# How do you solve abs(3x-4)<=x?

Jan 18, 2017

$| 3 x - 4 | \le x \implies x \in \left[1 , 2\right]$

or $1 \le x \le 2$

#### Explanation:

2 cases

$3 x - 4$ is positive

$| 3 x - 4 | \ge 0 \implies 3 x - 4 = 3 x - 4 \le x$

or

$3 x - 4$ is negative

$| 3 x - 4 | < 0 \implies | 3 x - 4 | = 4 - 3 x \le x$

If $3 x - 4$ is positive then,

$3 x - 4 \le x$

$\iff$

$3 x \le x + 4$ Add 4 to both sides

$\iff$

$3 x - x = 2 x \le 4$ Subtract x from both sides

$\iff$

$x \le 2$ Divide both sides by 2

Or $x \in \left(- \infty , 2\right]$

If $3 x - 4$ is negative then,

$4 - 3 x \le x$

$\iff$

$4 \le 4 x$ Add $3 x$ to both sides

$\iff$

$1 \le x$ Divide both sides by 4

Or $x \in \left[1 , \infty\right)$

Notice that

$\left(- \infty , 2\right] \cap \left[1 , \infty\right) = \left[1 , 2\right]$

Then

$x \in \left[1 , 2\right]$

Jan 18, 2017

$x \in \left[1 , 2\right]$

#### Explanation:

Here's one method...

Given:

$\left\mid 3 x - 4 \right\mid \le x$

Note in passing that $\left\mid \ldots \right\mid \ge 0$ and hence $x \ge 0$.

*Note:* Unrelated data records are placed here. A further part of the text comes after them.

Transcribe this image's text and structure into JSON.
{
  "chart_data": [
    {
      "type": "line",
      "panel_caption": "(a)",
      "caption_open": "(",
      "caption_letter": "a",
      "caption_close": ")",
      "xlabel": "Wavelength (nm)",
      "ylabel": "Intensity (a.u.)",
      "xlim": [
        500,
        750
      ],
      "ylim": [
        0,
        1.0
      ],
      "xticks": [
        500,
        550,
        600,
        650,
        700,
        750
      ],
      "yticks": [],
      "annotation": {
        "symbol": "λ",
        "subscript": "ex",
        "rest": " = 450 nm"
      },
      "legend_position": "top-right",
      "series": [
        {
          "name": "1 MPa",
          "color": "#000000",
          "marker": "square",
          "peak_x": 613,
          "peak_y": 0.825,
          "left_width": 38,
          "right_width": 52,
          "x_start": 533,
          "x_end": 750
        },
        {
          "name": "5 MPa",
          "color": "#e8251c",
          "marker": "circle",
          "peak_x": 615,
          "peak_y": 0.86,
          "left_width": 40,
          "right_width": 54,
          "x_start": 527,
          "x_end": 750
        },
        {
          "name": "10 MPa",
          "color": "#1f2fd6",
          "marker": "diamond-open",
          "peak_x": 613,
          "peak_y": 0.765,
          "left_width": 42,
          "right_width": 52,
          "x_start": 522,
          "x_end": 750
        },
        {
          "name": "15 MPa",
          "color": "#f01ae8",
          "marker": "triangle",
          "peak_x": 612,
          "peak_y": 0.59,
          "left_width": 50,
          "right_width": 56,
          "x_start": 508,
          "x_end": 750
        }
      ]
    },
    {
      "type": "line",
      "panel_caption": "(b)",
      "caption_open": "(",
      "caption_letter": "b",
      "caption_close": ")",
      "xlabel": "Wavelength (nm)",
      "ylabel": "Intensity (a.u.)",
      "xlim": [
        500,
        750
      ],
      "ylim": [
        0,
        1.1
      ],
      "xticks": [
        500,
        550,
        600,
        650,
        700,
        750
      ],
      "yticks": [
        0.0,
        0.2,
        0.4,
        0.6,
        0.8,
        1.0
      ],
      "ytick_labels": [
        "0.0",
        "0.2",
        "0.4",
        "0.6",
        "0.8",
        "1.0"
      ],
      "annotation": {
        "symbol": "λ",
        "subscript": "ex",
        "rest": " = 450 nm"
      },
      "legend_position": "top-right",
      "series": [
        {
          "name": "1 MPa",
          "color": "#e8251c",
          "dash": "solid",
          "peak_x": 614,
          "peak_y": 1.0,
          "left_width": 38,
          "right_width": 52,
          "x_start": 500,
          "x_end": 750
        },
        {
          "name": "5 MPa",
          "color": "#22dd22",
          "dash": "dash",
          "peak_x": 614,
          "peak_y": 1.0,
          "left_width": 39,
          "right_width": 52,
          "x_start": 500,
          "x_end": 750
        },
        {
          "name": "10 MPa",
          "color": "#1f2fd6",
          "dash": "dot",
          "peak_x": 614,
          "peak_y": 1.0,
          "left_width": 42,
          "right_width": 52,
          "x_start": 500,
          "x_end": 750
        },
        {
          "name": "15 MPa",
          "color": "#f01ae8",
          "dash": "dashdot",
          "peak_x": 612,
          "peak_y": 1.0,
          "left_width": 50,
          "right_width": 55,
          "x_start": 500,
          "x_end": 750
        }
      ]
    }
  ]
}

Given that $x \ge 0$, we can square both sides of the inequality to get:

$9 {x}^{2} - 24 x + 16 \le {x}^{2}$

Subtract ${x}^{2}$ from both sides to get:

$8 {x}^{2} - 24 x + 16 \le 0$

Divide both sides by $8$ to get:

${x}^{2} - 3 x + 2 \le 0$

$\left(x - 1\right) \left(x - 2\right) \le 0$

So this is a parabola with positive ${x}^{2}$ coefficient, intersecting the $x$ axis at $\left(1 , 0\right)$ and $\left(2 , 0\right)$

Hence the solution of our inequality is:

$1 \le x \le 2$

In interval notation:

$x \in \left[1 , 2\right]$

Jan 18, 2017

$x \in \left[1 , 2\right]$. See the segment of of the x-axisl in the Socratic graph. for this solution.

#### Explanation:

graph{(|3x-4|-x-y)<=0 [-5, 5, -2.5, 2.5]}

$| 3 x - 4 | \le x$ is the combined inequality for

$3 x - 4 \le x$, giving $x \le 2$, when $x \ge \frac{4}{3}$ and

$- \left(3 x - 4\right) \le x$, giving $x \ge 1$, when $x \le \frac{4}{3}$.